Source |
Aku pernah
mencintai dengan sangat, menggila melewati angan. Sampai merasa semua ku
korbankan. Dan berakhir menyisakan kisah mengenaskan.
Entah
bagaimana alurnya. Entah seberapa parah sakitnya.
Semua pasti pernah
patah hati. Pernah jatuh dan tak sanggup bangkit. Kala itu, dunia ku anggap tak
adil. Karena hati yang ku bangun tinggi-tinggi, runtuh dengan sebegitu
mudahnya.
Duka menjadi
karibku. Pedih menyelimuti lukaku, merasuk dan merusak nalar. Luka harus dibayar
lunas. Hancur harus dibalas. Hatiku hitam penuh dendam.
Tidak. Aku
memilih untuk tidak membalas rasa sakitku.

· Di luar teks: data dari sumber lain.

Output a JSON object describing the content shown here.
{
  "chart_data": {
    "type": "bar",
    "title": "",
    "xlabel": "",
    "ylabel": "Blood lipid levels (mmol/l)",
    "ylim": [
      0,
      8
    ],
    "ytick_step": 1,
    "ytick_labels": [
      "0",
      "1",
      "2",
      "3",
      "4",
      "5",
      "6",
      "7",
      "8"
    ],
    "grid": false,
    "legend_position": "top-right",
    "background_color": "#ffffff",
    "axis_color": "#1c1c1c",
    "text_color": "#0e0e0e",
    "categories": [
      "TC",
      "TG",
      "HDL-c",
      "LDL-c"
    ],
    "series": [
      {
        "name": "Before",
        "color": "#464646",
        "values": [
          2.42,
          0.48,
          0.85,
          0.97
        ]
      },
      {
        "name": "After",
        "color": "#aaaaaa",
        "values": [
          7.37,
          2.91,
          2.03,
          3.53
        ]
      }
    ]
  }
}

Ku biarkan ia tumbuh dan mengajariku bahwa hidup tak melulu menuruti apa yang
ku mau.
Aku memilih
untuk berdamai dengan luka karena ia adalah guru. Berdamai sampai pada akhirnya
hatiku melunak dengan sendirinya.
Memaafkan.
Balasan yang
paling pantas untuk sebuah pengkhianatan adalah pengampunan. Jadikan ia bagian
dari masa lalu, bukan bagian untuk masa depan.
Ku biarkan
semesta menghapusnya dan mempertemukanku dengan kebahagiaan yang baru.
Hidup bukan
hanya terpaku pada sepercik luka. Ada banyak pencapaian yang harus diraih. Cita-cita
dan cinta memanglah harus beriringan, tapi bukan berarti kegagalan di salah
satunya menjadi sebuah penghalang.
Aku hidup
untuk hari ini dan masa depan. Aku hidup, dengan atau tanpamu.